[lwptoc]
Charlotte is the state’s biggest city. Mecklenburg County is the county seat, and Charlotte is the second biggest city in the southeastern United States, behind only Jacksonville, Florida. Charlotte is the third largest city in the United States with the quickest growth rate. Charlotte had an estimated population of 809,958 people in 2014, according to the United States Census Bureau, making it the 17th biggest city in the United States by population. Charlotte is the 22nd biggest metropolitan area in the United States, with a population of 2,380,314 in 2014. The Charlotte metropolitan area is part of a sixteen-county market region or combined statistical area with a population of 2,537,990 according to the 2014 United States Census. Charlotte residents are referred to as “Charlotteans.” The Globalization and World Cities Research Network classifies it as a “gamma-plus” global metropolis.

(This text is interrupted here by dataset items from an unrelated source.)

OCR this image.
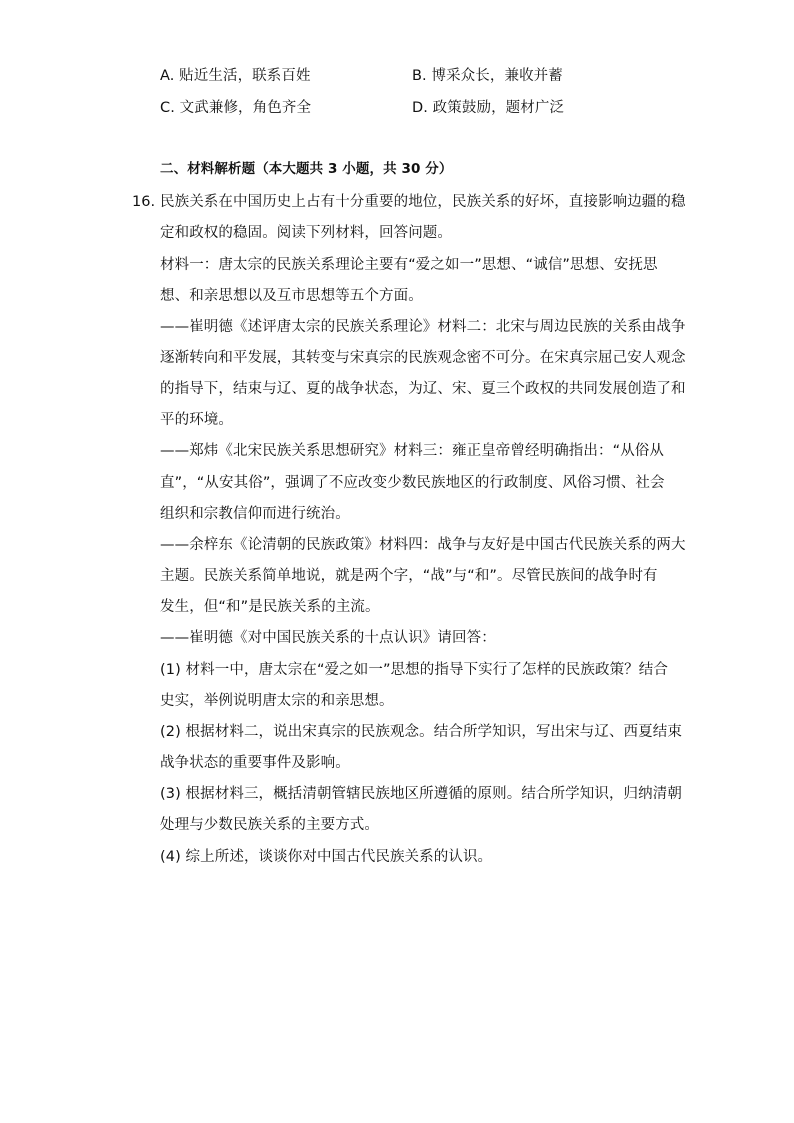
A. 贴近生活，联系百姓	B. 博采众长，兼收并蓄
C. 文武兼修，角色齐全	D. 政策鼓励，题材广泛
二、材料解析题（本大题共 3 小题，共 30 分）
16. 民族关系在中国历史上占有十分重要的地位，民族关系的好坏，直接影响边疆的稳
定和政权的稳固。阅读下列材料，回答问题。
材料一：唐太宗的民族关系理论主要有“爱之如一”思想、“诚信”思想、安抚思
想、和亲思想以及互市思想等五个方面。
——崔明德《述评唐太宗的民族关系理论》材料二：北宋与周边民族的关系由战争
逐渐转向和平发展，其转变与宋真宗的民族观念密不可分。在宋真宗屈己安人观念
的指导下，结束与辽、夏的战争状态，为辽、宋、夏三个政权的共同发展创造了和
平的环境。
——郑炜《北宋民族关系思想研究》材料三：雍正皇帝曾经明确指出：“从俗从
直”，“从安其俗”，强调了不应改变少数民族地区的行政制度、风俗习惯、社会
组织和宗教信仰而进行统治。
——余梓东《论清朝的民族政策》材料四：战争与友好是中国古代民族关系的两大
主题。民族关系简单地说，就是两个字，“战”与“和”。尽管民族间的战争时有
发生，但“和”是民族关系的主流。
——崔明德《对中国民族关系的十点认识》请回答：
(1) 材料一中，唐太宗在“爱之如一”思想的指导下实行了怎样的民族政策？结合
史实，举例说明唐太宗的和亲思想。
(2) 根据材料二，说出宋真宗的民族观念。结合所学知识，写出宋与辽、西夏结束
战争状态的重要事件及影响。
(3) 根据材料三，概括清朝管辖民族地区所遵循的原则。结合所学知识，归纳清朝
处理与少数民族关系的主要方式。
(4) 综上所述，谈谈你对中国古代民族关系的认识。
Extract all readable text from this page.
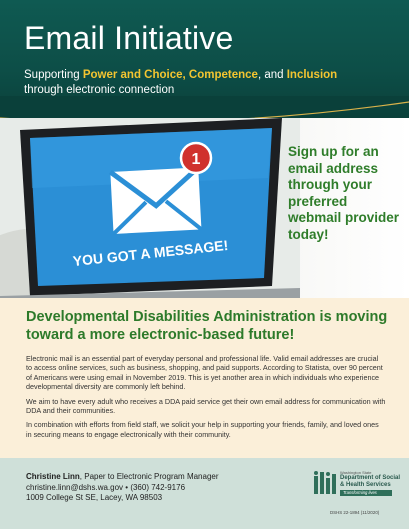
Email Initiative
Supporting Power and Choice, Competence, and Inclusion
through electronic connection
1
YOU GOT A MESSAGE!
Sign up for an email address through your preferred webmail provider today!
Developmental Disabilities Administration is moving toward a more electronic-based future!

Electronic mail is an essential part of everyday personal and professional life. Valid email addresses are crucial to access online services, such as business, shopping, and paid supports. According to Statista, over 90 percent of Americans were using email in November 2019. This is yet another area in which individuals who experience developmental diversity are commonly left behind.

We aim to have every adult who receives a DDA paid service get their own email address for communication with DDA and their communities.

In combination with efforts from field staff, we solicit your help in supporting your friends, family, and loved ones in securing means to engage electronically with their community.

Christine Linn, Paper to Electronic Program Manager
christine.linn@dshs.wa.gov • (360) 742-9176
1009 College St SE, Lacey, WA 98503
Washington State
Department of Social
& Health Services
Transforming lives
DSHS 22-1894 (11/2020)
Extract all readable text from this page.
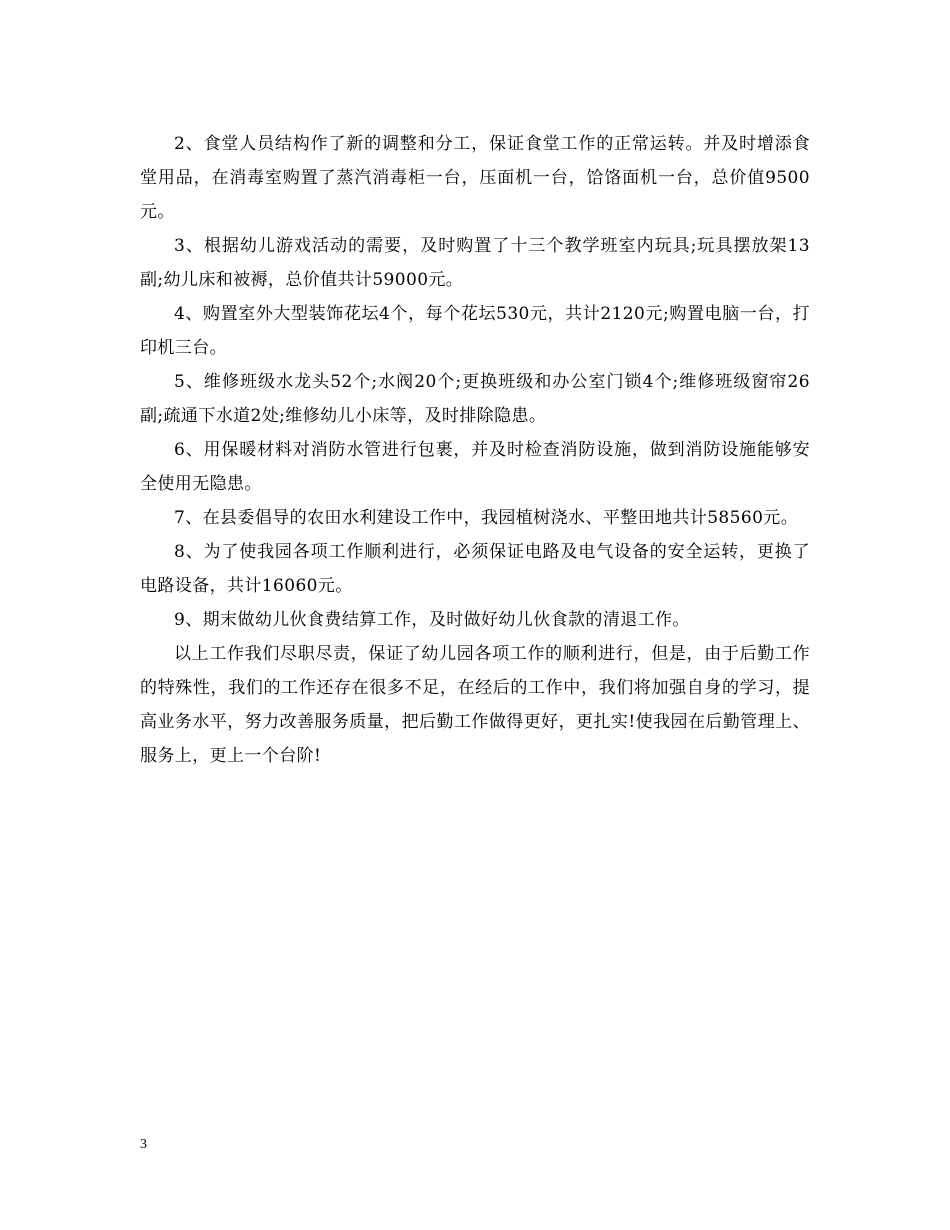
2、食堂人员结构作了新的调整和分工，保证食堂工作的正常运转。并及时增添食堂用品，在消毒室购置了蒸汽消毒柜一台，压面机一台，饸饹面机一台，总价值9500元。

3、根据幼儿游戏活动的需要，及时购置了十三个教学班室内玩具;玩具摆放架13副;幼儿床和被褥，总价值共计59000元。

4、购置室外大型装饰花坛4个，每个花坛530元，共计2120元;购置电脑一台，打印机三台。

5、维修班级水龙头52个;水阀20个;更换班级和办公室门锁4个;维修班级窗帘26副;疏通下水道2处;维修幼儿小床等，及时排除隐患。

6、用保暖材料对消防水管进行包裹，并及时检查消防设施，做到消防设施能够安全使用无隐患。

7、在县委倡导的农田水利建设工作中，我园植树浇水、平整田地共计58560元。

8、为了使我园各项工作顺利进行，必须保证电路及电气设备的安全运转，更换了电路设备，共计16060元。

9、期末做幼儿伙食费结算工作，及时做好幼儿伙食款的清退工作。

以上工作我们尽职尽责，保证了幼儿园各项工作的顺利进行，但是，由于后勤工作的特殊性，我们的工作还存在很多不足，在经后的工作中，我们将加强自身的学习，提高业务水平，努力改善服务质量，把后勤工作做得更好，更扎实!使我园在后勤管理上、服务上，更上一个台阶!

3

Charlotte is home to Bank of America’s corporate headquarters and Wells Fargo’s east coast operations, which along with other financial institutions make it the country’s second biggest banking hub. Among Charlotte’s numerous notable attractions, the Carolina Panthers of the National Football League (NFL), the Charlotte Hornets of the National Basketball Association (NBA), the Charlotte Independence of the United Soccer League (USL), two NASCAR Sprint Cup races and the NASCAR All-Star Race, the Wells Fargo Championship, the NASCAR Hall of Fame, Carowinds amusement park, and the United States National Whitewater Center are among the most popular. Charlotte Douglas International Airport is a significant international hub, ranking as the world’s 23rd busiest airport by passenger traffic in 2013.
Charlotte, like her county a few years earlier, was dubbed the Queen City in honor of Charlotte of Mecklenburg-Strelitz, who had been crowned Queen of Great Britain only seven years before to the town’s founding. A second nickname dates all the way back to the American Revolutionary War, when British commander General Cornwallis captured the city but was forced out by hostile locals, causing him to remark that Charlotte was “a hornet’s nest of resistance,” earning the city the monikerThe Hornet’s Nest.
Charlotte’s climate is humid subtropical. Charlotte sits several miles east of the Catawba River and southeast of Lake Norman, North Carolina’s biggest man-made lake. Two smaller man-made lakes found near the city include Lake Wylie and Mountain Island Lake.